Affiora alla coscienza un sentimento ma non vedo nulla .…

Fiuto un profumo che mi sveglia da sonni leggeri …..

M’accorgo d’avere sete e fame …..

Un bisogno di fare ….


M’accorgo ch’è tardi … è sempre tardi per me ….

All’inizio, non mi viene in mente niente ….

Sto lì a pensare, mi concentro …. mi sforzo ….

miracolo se non mi riaddormento ….


…. Pensare mi stanca, moltissimo …. E mi frustra ….

Mi soccorre l’abitudine, quel difetto del carattere che pretende soddisfazione.


“Voglio fare un figlio, un altro figlio ….”

(chiamo così tutti i lavori compiuti, ai quali ho infuso eredità di sangue)

Mi chiedo questo …. perentoriamente ….


C’è un primo passo: dovrò stare davanti allo specchio per riconciliare tutti i tratti dissonanti della fisionomia.

Questa è la penitenza e questi sono i preliminari ….

I preliminari sono importanti … preparano la strada …

I preliminari possono durare mesi …

Devo fare i conti con la realtà …

LA REALTA’


….. tutto ruota intorno a questa parola come intorno a un sole ….

Tutti sanno cos’è la realtà …. Tutti ne parlano ….

Ma io vedo nebbia perché percepisco trame e grovigli di storie che tessono un’identità recondita,

complessa fino alla semplicità della verità.

E questo trascende la mia comprensione affaticata da orizzonti ristretti, come un cerchio alla testa ….

La realtà …… è …. è smisurata …. sferica …. 

Mi perdo ….

La realtà …. è un sconfinata distesa di libri che non leggerò mai 

…. e che sfioro solo con lo sguardo ….

Titoli senza autore esposti in evidenza o confusi nel mucchio.



Vago per gli infiniti corridoi di questa infinita biblioteca ….

Assorbendo per emanazione l’astratto distillato esistenziale ….

Contando i nodi del mio rosario, scanditi come i secondi di un orologio.



Aggiungerò la mia pagina …

cercherò la giusta inquadratura per la mia regia …

forzerò la mente dentro un formato … il più ampio possibile … ed il più esatto ….

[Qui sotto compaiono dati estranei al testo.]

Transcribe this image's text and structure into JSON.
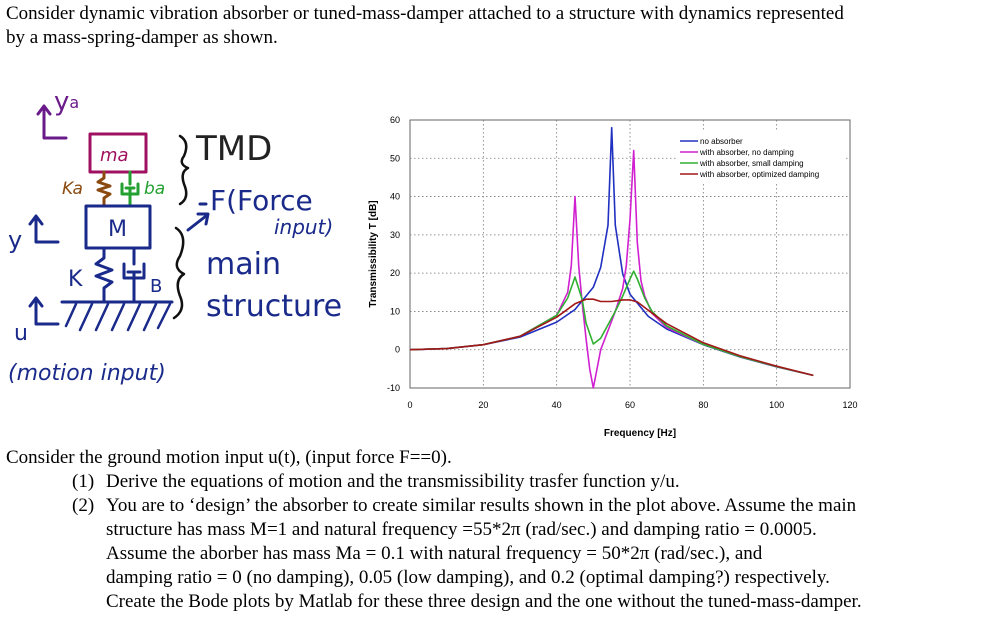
{
  "intro": {
    "line1": "Consider dynamic vibration absorber or tuned-mass-damper attached to a structure with dynamics represented",
    "line2": "by a mass-spring-damper as shown."
  },
  "sketch": {
    "ya": "y",
    "ya_sub": "a",
    "ma": "ma",
    "tmd": "TMD",
    "ka": "Ka",
    "ba": "ba",
    "force": "F(Force",
    "input": "input)",
    "y": "y",
    "m": "M",
    "main": "main",
    "structure": "structure",
    "k": "K",
    "b": "B",
    "u": "u",
    "motion": "(motion input)"
  },
  "chart_data": {
    "type": "line",
    "xlabel": "Frequency [Hz]",
    "ylabel": "Transmissibility T [dB]",
    "xlim": [
      0,
      120
    ],
    "ylim": [
      -10,
      60
    ],
    "xticks": [
      0,
      20,
      40,
      60,
      80,
      100,
      120
    ],
    "yticks": [
      -10,
      0,
      10,
      20,
      30,
      40,
      50,
      60
    ],
    "grid": true,
    "legend_position": "top-right",
    "series": [
      {
        "name": "no absorber",
        "color": "#2030c0",
        "x": [
          0,
          10,
          20,
          30,
          40,
          45,
          50,
          52,
          54,
          55,
          56,
          58,
          60,
          65,
          70,
          80,
          90,
          100,
          110
        ],
        "y": [
          0,
          0.3,
          1.3,
          3.3,
          7.2,
          10.5,
          16.3,
          21.5,
          32.5,
          58,
          32.5,
          19.8,
          14.5,
          8.7,
          5.4,
          1.3,
          -1.9,
          -4.5,
          -6.7
        ]
      },
      {
        "name": "with absorber, no damping",
        "color": "#d020d0",
        "x": [
          0,
          10,
          20,
          30,
          40,
          43,
          44,
          45,
          46,
          47,
          48,
          49,
          50,
          51,
          52,
          54,
          56,
          58,
          59,
          60,
          61,
          62,
          63,
          64,
          66,
          70,
          80,
          90,
          100,
          110
        ],
        "y": [
          0,
          0.3,
          1.3,
          3.5,
          9,
          15,
          22,
          40,
          22,
          12,
          3,
          -5,
          -10,
          -5,
          0,
          5,
          10,
          16,
          22,
          34,
          52,
          28,
          18,
          14,
          9.5,
          5.8,
          1.4,
          -1.8,
          -4.4,
          -6.7
        ]
      },
      {
        "name": "with absorber, small damping",
        "color": "#30b030",
        "x": [
          0,
          10,
          20,
          30,
          40,
          43,
          45,
          47,
          48,
          50,
          52,
          54,
          56,
          58,
          60,
          61,
          62,
          64,
          66,
          70,
          80,
          90,
          100,
          110
        ],
        "y": [
          0,
          0.3,
          1.3,
          3.5,
          9,
          13.5,
          19,
          13,
          7,
          1.5,
          3,
          6.5,
          10,
          14,
          18.5,
          20.5,
          18.5,
          13.5,
          10,
          6.2,
          1.4,
          -1.8,
          -4.4,
          -6.7
        ]
      },
      {
        "name": "with absorber, optimized damping",
        "color": "#a01818",
        "x": [
          0,
          10,
          20,
          30,
          40,
          45,
          48,
          50,
          52,
          55,
          58,
          60,
          62,
          65,
          70,
          80,
          90,
          100,
          110
        ],
        "y": [
          0,
          0.3,
          1.3,
          3.5,
          8.5,
          12,
          13.2,
          13.2,
          12.6,
          12.6,
          13,
          13,
          12.5,
          10.3,
          6.8,
          1.8,
          -1.6,
          -4.3,
          -6.7
        ]
      }
    ]
  },
  "question": {
    "lead": "Consider the ground motion input u(t), (input force F==0).",
    "items": [
      {
        "num": "(1)",
        "lines": [
          "Derive the equations of motion and the transmissibility trasfer function  y/u."
        ]
      },
      {
        "num": "(2)",
        "lines": [
          "You are to ‘design’ the absorber to create similar results shown in the plot above. Assume the main",
          "structure has mass M=1 and natural frequency =55*2π (rad/sec.) and damping ratio = 0.0005.",
          "Assume the aborber has mass Ma = 0.1 with natural frequency = 50*2π (rad/sec.), and",
          "damping ratio = 0 (no damping), 0.05 (low damping), and 0.2 (optimal damping?) respectively.",
          "Create the Bode plots by Matlab for these three design and the one without the tuned-mass-damper."
        ]
      }
    ]
  }
}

Mediando tra possibilità e ….. desiderio infinito …...

Sarà una finestra … il mio sguardo sul mondo che cerca Dio ….



PERDERSI ….

Sessant’anni … questo è il pensiero dominante …

ma non è un pensiero …

è uno stato d’animo …

una tensione astratta affacciata alla finestra della coscienza.

C’è quanto basta per aggrottare la fronte …

A prescindere dal fatto che si è dormito bene.

Cosa farò oggi?

Che titolo avrà il mio film?

La mente si svuota per un eccesso di densità …

Inevitabilmente dico parole che mettono distanza tra me e il mondo …

Lasciamo perdere la questione … 


Meglio dedicarsi ora, con la massima cura, al rito del caffè.
C’è la remota possibilità di trovare risposte nel fondo della tazzina.



Inizio la mia giornata con uno sguardo alla finestra.

Oltre le grate ed il trasparente filtro di una zanzariera,

ritrovo il conforto di un paesaggio conosciuto

e mai cambiato fin dalla mia remota infanzia.

Stabile nella sua genericità e pregno nella sua astrattezza.

Foglie … e tra le foglie … ed oltre le foglie: luce.



Ogni mattina inizio il mio giorno guardando nel vuoto …

con attenzione distratta alle forme delle cose, ai colori, alle ombre, alle luci,

in attesa di un alzarsi di vento che dia vita all’erba e agli alberi del giardino …

e … alla girandola fissata ad un vecchio muro, coperto d’erbe e di muschio

che … dall’ultimo orizzonte il guardo esclude ….

Non c’è impegno più urgente …

sto lì a guardarla girare …. girare …

… più veloce, più piano, fermarsi … mutare direzione …

interprete degli Arcani che il vento trascina con sé: pronostica il futuro.

Il futuro è nave che si avvicina nella nebbia …

Gli Arcani sono domande che non passano …

e risposte chiuse da sette sigilli …

Poi c’è la Speranza ed il Tempo ….

E questa è la REALTA’, la sostanza …

Tutto il resto è vanità …

briciole e fumo.

Rumore, per così dire.

Io con grande serietà guardo nel vuoto fra le foglie … e fantastico …

Fantasia numero uno è: ANDARE. 

Dove? … nel vago … mi attira il nome.

C’è un versante, un valle perduta tra i monti dell’Appennino che qui chiamano “il Vago”,

dove i sentieri segnati del quotidiano si perdono in un mare di foglie …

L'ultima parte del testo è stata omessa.